Other attractions of Gaur include a black stone mosque named Gnmanta, Biesh Gazi Prachi the boundary wall of the old capital city and Gamti Darwaza. From Gaur to Malda town for lunch and then setting out for Pandua or Pandrabardhan, capital of Bengal for over 100 years. The Ek lakhi mosque (so named because it cost Rs 1 lakh) is said to have been built by Jadu son of King Ganesh who became Jalaluddin Mohammad Shah after conversion and known as a destroyer of temples and stupas and a builder of mosques. Ek lakhi was built from 14141 to 1428 on the ruins of Hindu king Kagsha's palace. Many items looted from temples and stupas can be seen here.
In the same compound is Qutub Shahi Minar (or Choto Shona Masjid) built by Mukhdum Ubedkaji in memory of the sage Nur Qutub Alam. A mammoth stone gate is its chief attraction. Nimasarai Stambha, a 60 ft partially ruined tower, is situated on the bank of Mahananda during Akbar's reign.Pandua's most breathtaking destination is the Adina mosque. It was founded by Sultan Sikandar Shah in 1347 after destroying a massive Shiva temple, the Adinath Temple built by Raja Ganesh. The name Adina (day of namaaz) is thought to have been given to link it to Madina. But most scholars agree that the name was a deliberate distortion of the name Adinath to remind people of the temple on which it was built.
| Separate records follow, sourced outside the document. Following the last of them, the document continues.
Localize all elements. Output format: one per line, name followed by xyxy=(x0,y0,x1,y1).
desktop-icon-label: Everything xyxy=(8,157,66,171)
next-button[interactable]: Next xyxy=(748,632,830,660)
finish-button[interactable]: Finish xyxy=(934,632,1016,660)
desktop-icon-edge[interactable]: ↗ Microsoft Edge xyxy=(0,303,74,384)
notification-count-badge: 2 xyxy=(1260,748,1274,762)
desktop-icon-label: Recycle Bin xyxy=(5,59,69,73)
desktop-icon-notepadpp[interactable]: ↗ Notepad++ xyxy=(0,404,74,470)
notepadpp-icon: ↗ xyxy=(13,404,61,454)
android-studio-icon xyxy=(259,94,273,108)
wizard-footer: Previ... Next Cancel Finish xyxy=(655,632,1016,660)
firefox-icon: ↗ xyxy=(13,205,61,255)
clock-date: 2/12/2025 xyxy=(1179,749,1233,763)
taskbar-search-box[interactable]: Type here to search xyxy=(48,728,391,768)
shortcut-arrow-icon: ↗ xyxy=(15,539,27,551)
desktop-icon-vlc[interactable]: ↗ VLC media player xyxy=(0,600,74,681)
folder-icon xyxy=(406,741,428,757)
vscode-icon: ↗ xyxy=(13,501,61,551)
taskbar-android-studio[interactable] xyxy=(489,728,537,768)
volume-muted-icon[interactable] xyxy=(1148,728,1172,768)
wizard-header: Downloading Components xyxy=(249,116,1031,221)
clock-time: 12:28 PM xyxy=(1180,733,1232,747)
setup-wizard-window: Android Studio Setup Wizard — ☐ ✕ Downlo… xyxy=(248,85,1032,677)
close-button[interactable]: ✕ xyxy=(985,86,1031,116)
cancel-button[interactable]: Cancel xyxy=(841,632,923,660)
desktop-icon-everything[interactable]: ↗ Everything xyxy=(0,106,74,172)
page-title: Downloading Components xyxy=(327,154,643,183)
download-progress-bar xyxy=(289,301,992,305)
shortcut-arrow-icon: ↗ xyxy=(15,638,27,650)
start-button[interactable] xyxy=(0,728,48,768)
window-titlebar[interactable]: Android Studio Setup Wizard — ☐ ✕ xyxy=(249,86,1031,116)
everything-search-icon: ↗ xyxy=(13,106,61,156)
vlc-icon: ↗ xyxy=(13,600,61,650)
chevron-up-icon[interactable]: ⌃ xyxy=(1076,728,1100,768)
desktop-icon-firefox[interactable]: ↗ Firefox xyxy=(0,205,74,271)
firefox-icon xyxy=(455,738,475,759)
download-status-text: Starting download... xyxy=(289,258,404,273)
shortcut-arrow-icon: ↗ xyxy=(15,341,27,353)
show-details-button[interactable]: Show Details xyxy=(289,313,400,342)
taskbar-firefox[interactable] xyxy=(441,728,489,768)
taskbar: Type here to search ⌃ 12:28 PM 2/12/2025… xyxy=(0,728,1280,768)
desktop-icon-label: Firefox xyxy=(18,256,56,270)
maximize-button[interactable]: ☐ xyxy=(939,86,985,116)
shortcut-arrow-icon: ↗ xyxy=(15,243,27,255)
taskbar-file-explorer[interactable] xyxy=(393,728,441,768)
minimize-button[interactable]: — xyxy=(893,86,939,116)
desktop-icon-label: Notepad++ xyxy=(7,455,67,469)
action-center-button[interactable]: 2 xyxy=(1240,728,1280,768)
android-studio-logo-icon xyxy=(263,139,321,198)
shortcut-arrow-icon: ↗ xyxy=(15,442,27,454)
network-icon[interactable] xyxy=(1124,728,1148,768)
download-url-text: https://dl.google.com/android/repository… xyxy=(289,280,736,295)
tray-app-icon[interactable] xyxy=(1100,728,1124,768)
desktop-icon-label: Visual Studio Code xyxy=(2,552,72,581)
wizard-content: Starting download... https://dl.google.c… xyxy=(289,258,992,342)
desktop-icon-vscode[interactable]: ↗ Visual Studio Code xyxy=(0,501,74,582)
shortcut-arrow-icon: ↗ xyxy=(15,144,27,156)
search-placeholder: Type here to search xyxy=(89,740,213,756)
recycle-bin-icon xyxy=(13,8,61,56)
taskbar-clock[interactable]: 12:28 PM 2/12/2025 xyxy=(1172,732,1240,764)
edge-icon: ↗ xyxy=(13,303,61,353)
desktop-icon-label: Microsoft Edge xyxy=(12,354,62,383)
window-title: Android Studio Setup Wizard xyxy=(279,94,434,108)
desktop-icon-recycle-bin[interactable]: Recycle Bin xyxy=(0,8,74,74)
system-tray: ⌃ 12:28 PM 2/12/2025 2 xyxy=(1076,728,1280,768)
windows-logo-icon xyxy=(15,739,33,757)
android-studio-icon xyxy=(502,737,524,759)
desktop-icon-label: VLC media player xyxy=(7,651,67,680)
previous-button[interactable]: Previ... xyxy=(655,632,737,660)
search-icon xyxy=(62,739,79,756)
Adina's magic is its fantastic architecture. It is perhaps the only mosque in the world with an image of Saraswati, a Shiva lingam, a Gouripith and many other Hindu motifs on it's wall. Even the throne of black stone bears signs of Hindu temple art. Situated beside the NH 34, this massive structure houses the tomb of Sultan Sikandar Shah. With an area of 507 x 285 square feet it could accommodate congregations of 12,000 people. But only a part of Adina has survived the years of neglect and vandalism. Local people used to help themselves to its stone & bricks even before the Bangladeshi refugees occupied it..
Malda's legands extend even to its mangoes: Fajli, Golapbhog and Heemsagar. It is said Sultan Yusuf Khan once gifted a mango orchard to his beautiful court dancer Fajli bibi. Later when Fajli bibi grew enormously fat and her garden also began to produce exceptionally large mangoes, people began to draw comparisions and so the Fajli mango got its name.